The story? That came more from my philosophy of what vampires probably would be in our modern age. If vampires were how I imagined them, then how would regular humans defeat them? The characters? I knew that, no matter how hard I tried, I’d project too much of myself into everyone, like most authors do. So I looked for people who were nothing like me. When I found people who thought differently, and reacted in ways I wouldn’t, I based characters around them. Then I changed their names so I didn’t have to pay them royalties.
Question 5: Who were some of the authors that inspired you as a child growing up and their books?
Douglas Adams. Robert Heinlein. “Non-fiction” books about the supernatural (I know, an oxymoron). Every Army Field Manual I could buy at my local Army/Navy store. Every Dungeons & Dragons manual, but the original Unearthed Arcana more than any other.
Question 6: What was the feeling like when you saw the first completed version of your book?
It was electric. I had reached a tableau that my writing heroes had also reached. Even if I never sold more than a fistful of copies, that could never be taken away.
Question 7: Will there be additional books within the USVS series?
HELLS yes! I’ve spent WAY too much time on the backstory of Othniel’s father, and the universe they live in. My original sequel to VV&MM was supposed to be “O’Connor,” a story about Othniel’s father from 1946 until his death just before the start of my first book. But I overreached and wrote complete garbage. I ended up deleting almost everything, and focused instead on what came after the first book. A lot of the back story you read there was further developed when I was writing O’Connor.
Question 8: Who do you imagine being the people reading your book?
I honestly have no idea. Having worked in advertising and marketing for 20 years, I thought I was pretty damned brilliant when I launched VV&MM. I focused all of my efforts on a target demographic of men, ages 22-45, who either served in the military, worked as emergency responders (cops, firefighters, EMTs), or empathized with that demographic. What I learned, shockingly, was that our biggest market was women, ages 50+, who wanted stories of “real men,” tired of the emo, whiny men that were flooding the monster markets. Imagine that?
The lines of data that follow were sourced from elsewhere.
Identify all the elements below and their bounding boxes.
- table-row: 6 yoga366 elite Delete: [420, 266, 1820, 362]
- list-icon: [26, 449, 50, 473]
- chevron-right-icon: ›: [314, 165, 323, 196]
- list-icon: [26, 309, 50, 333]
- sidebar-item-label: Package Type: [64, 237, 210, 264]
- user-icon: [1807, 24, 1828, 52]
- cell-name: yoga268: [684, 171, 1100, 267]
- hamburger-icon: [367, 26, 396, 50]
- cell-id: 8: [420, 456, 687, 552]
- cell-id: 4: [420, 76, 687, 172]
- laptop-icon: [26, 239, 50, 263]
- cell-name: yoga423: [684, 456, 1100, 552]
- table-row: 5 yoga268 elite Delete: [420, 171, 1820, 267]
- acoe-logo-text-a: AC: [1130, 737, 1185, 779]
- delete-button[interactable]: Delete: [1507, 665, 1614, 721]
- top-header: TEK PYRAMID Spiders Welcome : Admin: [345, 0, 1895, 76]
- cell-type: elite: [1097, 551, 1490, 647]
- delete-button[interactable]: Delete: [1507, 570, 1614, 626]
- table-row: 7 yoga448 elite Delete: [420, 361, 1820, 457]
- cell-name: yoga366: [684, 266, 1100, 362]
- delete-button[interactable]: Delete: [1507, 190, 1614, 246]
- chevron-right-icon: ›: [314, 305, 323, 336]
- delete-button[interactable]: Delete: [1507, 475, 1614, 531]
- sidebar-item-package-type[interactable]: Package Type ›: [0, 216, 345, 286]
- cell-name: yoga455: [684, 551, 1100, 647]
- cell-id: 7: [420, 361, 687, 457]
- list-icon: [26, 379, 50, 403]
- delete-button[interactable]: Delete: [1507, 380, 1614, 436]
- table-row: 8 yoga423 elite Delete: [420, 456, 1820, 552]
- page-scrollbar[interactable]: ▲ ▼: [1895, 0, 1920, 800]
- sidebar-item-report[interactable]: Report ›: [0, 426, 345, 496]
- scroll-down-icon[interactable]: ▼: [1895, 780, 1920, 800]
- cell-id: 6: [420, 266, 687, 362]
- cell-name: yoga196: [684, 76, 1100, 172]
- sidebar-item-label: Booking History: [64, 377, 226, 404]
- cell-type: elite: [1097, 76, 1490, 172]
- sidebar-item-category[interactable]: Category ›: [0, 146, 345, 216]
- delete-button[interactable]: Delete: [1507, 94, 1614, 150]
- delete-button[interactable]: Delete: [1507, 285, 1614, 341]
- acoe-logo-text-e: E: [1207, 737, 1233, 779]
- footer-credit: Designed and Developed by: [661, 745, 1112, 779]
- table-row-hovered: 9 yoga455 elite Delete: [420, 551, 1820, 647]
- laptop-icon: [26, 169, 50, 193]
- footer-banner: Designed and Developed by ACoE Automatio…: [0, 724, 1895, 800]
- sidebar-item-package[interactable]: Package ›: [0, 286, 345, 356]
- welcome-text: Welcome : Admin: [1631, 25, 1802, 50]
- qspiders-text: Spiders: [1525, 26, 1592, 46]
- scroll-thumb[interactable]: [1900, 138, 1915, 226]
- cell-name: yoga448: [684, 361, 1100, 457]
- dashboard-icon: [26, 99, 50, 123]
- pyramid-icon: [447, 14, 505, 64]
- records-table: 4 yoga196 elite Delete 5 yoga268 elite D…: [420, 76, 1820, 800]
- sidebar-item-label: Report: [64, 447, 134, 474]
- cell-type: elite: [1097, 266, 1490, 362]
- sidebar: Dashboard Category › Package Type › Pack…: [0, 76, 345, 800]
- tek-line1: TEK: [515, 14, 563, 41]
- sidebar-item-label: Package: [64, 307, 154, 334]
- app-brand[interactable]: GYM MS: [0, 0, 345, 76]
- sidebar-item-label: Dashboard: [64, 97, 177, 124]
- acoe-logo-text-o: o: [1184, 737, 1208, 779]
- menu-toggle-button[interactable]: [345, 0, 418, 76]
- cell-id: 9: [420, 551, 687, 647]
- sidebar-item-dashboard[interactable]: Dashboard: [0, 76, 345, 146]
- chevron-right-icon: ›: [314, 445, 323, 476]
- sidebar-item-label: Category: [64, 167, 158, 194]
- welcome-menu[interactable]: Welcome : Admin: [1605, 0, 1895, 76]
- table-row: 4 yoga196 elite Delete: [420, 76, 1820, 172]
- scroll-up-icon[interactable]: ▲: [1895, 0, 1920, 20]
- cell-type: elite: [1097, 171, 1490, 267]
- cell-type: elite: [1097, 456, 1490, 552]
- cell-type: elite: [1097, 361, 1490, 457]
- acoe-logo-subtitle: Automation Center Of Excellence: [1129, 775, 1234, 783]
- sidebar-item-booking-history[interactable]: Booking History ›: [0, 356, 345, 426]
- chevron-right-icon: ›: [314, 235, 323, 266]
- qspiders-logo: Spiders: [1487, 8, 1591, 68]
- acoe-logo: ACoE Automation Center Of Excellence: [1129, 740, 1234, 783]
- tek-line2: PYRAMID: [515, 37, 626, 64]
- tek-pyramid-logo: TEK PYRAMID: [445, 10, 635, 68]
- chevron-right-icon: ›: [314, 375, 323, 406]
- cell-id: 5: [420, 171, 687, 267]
Question 9: Any good suggestions for those who want to try writing their own book?
HELLS yes! DO IT! Just write! Write, and write, and write! Don’t look back until you’re done. Then edit and rewrite, and publish on your own. It’s so easy and inexpensive to self-publish there’s no reason you shouldn’t for your first book. Don’t get hung up on details like book cover art, websites, social media, or whatever. You can pay like $50 to have an insane artist draw you a book cover on Fiverr.com, and you own it outright!
Question 10: When not writing how do you like to spend your time?
These days? Chasing three kids ages three and under around the house! We had twins, and then a monstah of a kid, so creatively typing has become near impossible. But I’ve got miles of notes, and miles of ideas, and miles to go before I sleep.
The + 1 Question
If you had any one place in the world you could travel to for a book tour, where would that place be, and why?
Prague. I love Prague. The people are beautiful, the city is beautiful, and the streets cap an unexplored depth that has, perhaps, no bottom. I once ate a feast at an underground hunting lodge in Prague that was three stories underground, and the only way to find it was going down a tiny alley and opening a nondescript door. It was like the best D&D adventure I had ever been on, and it was a random Wednesday night when I was nineteen. Imagine how cool it would be to explore today?